5 Easy Strategies to Prevent Costly Retail Returns
Product returns are an important issue on both sides of merchandise transactions. Consumers want liberal returns policies as insurance against making a bad purchase. Retailers want to do everything they can to attract shoppers and foster long-term customer relationships while still making a profit.
Neither side wants purchase to turn into a product return. So retailers are trying lots of different strategies to help the consumer understand what they are choosing and making sure it's the right fit the first time.
Five strategies to prevent returns include:
1. Better merchandise descriptions.
The infamous tumblr blue/gold dress aside, great online photography can do wonders in enabling users to get a more accurate and 3D-like encounter with merchandise, especially if it includes tools to see multiple views and zoom in on details. Accurate and detailed product specs and descriptions are also key. According to The Washington Post, Overstock.com is working to upgrade its product photography and descriptions in an initiative to prevent returns.
2. Online fitting tools.
Customers who buy multiple sizes with the intent of keeping the one that fits are one of the biggest challenges to returns prevention. Bloomingdales, Gilt and Saks Fifth Avenue are among retailers providing these tools to help customers select the right size the first time, without having to bracket their purchase with other sizes to ensure a fit. Apparel ecommerce site Asos, for example, has reduced its fit-related returns by up to 50 percent using this strategy.

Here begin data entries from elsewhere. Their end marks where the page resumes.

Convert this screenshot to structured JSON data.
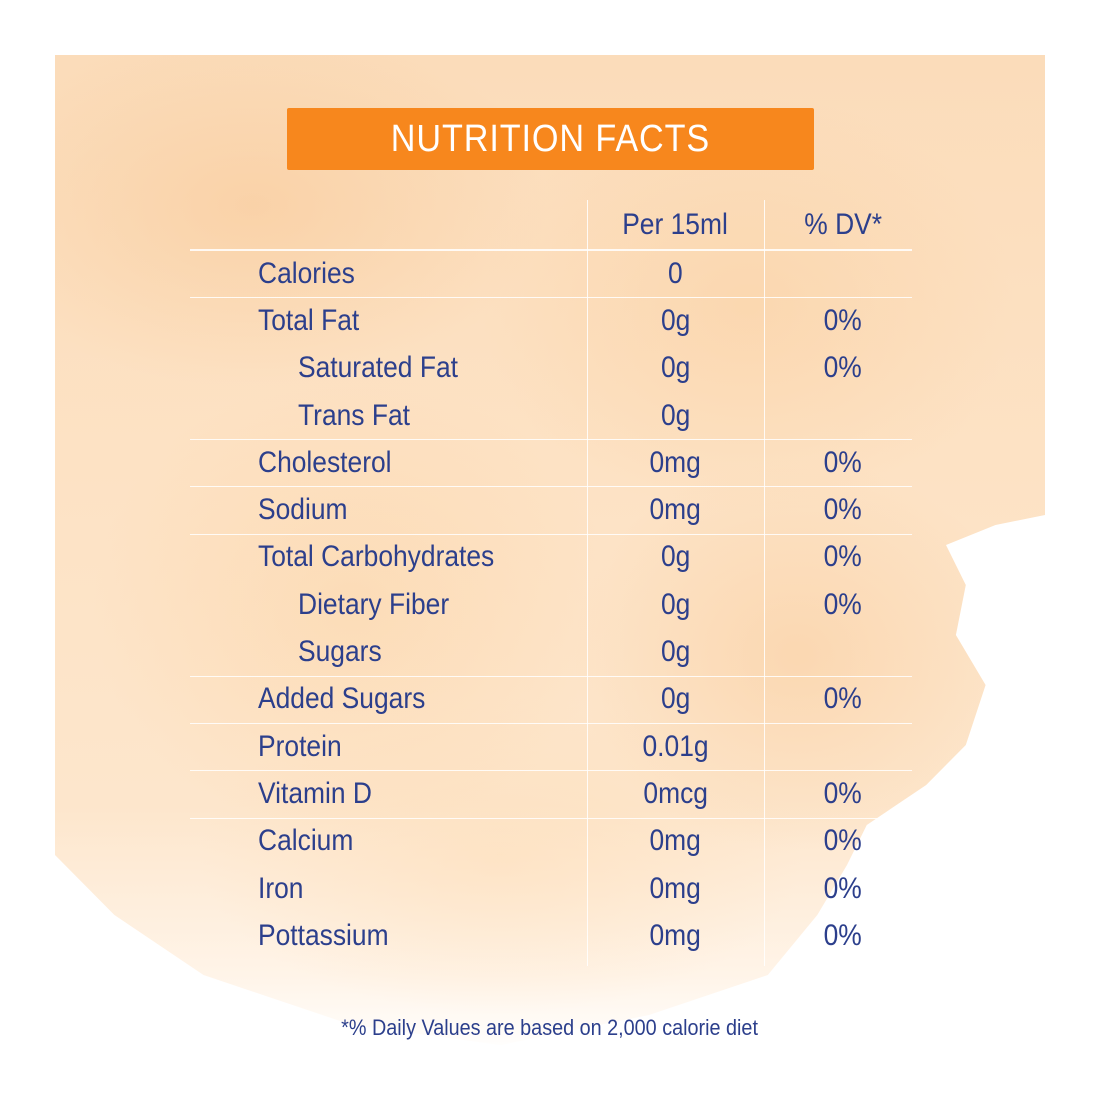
{
  "title": "NUTRITION FACTS",
  "colors": {
    "banner": "#f7871d",
    "text": "#2c3f8c",
    "background_wash": "#fbdcba"
  },
  "headers": {
    "amount": "Per 15ml",
    "dv": "% DV*"
  },
  "rows": [
    {
      "name": "Calories",
      "amount": "0",
      "dv": "",
      "indent": false,
      "sep": true
    },
    {
      "name": "Total Fat",
      "amount": "0g",
      "dv": "0%",
      "indent": false,
      "sep": true
    },
    {
      "name": "Saturated Fat",
      "amount": "0g",
      "dv": "0%",
      "indent": true,
      "sep": false
    },
    {
      "name": "Trans Fat",
      "amount": "0g",
      "dv": "",
      "indent": true,
      "sep": false
    },
    {
      "name": "Cholesterol",
      "amount": "0mg",
      "dv": "0%",
      "indent": false,
      "sep": true
    },
    {
      "name": "Sodium",
      "amount": "0mg",
      "dv": "0%",
      "indent": false,
      "sep": true
    },
    {
      "name": "Total Carbohydrates",
      "amount": "0g",
      "dv": "0%",
      "indent": false,
      "sep": true
    },
    {
      "name": "Dietary Fiber",
      "amount": "0g",
      "dv": "0%",
      "indent": true,
      "sep": false
    },
    {
      "name": "Sugars",
      "amount": "0g",
      "dv": "",
      "indent": true,
      "sep": false
    },
    {
      "name": "Added Sugars",
      "amount": "0g",
      "dv": "0%",
      "indent": false,
      "sep": true
    },
    {
      "name": "Protein",
      "amount": "0.01g",
      "dv": "",
      "indent": false,
      "sep": true
    },
    {
      "name": "Vitamin D",
      "amount": "0mcg",
      "dv": "0%",
      "indent": false,
      "sep": true
    },
    {
      "name": "Calcium",
      "amount": "0mg",
      "dv": "0%",
      "indent": false,
      "sep": true
    },
    {
      "name": "Iron",
      "amount": "0mg",
      "dv": "0%",
      "indent": false,
      "sep": false
    },
    {
      "name": "Pottassium",
      "amount": "0mg",
      "dv": "0%",
      "indent": false,
      "sep": false
    }
  ],
  "footnote": "*% Daily Values are based on 2,000 calorie diet"
}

3. Customer feedback and reviews.
Asking customers to provide feedback on products not only helps other shoppers make informed choices, but creates valuable data for retailers to use to modify descriptions and fine-tune future product specs with vendor partners. If runners hate the new type of laces used in the latest style, for example, the retailer can take action to immediately substitute a new lace type for in-stock products and make sure future orders to not use those laces.
4. Free return shipping.
Several studies have documented the premium consumers place on free return shipping as a condition of making a purchase: A National Retail Federation study found that about 59 percent of retailers currently offer free return shipping. But providing free returns is costly. One strategy to lower this cost is to participate with PayPal, which offers to reimburse enrolled customers using its payment method for return shipping costs. PayPal says its program enables merchants who are not already providing this type of service a potentially lucrative revenue driver that can help grow their customer base to shoppers that may not have purchased from them previously, out of concern over shipping costs.
5. Returns analytics.
Retailers are relying more and more on data to drive merchandising decisions, but in many organizations they overlook the very best source of information: Data from returns. By inviting candid feedback and making simple observations about the products being returned, and then applying returns analytics to that data, retailers greatly enrich the insights they have about what consumers want.
Taking steps to prevent product returns is a win-win for everyone: The customer, who finds the right product the first time, and the retailer, who lowers returns costs and fosters repeat orders.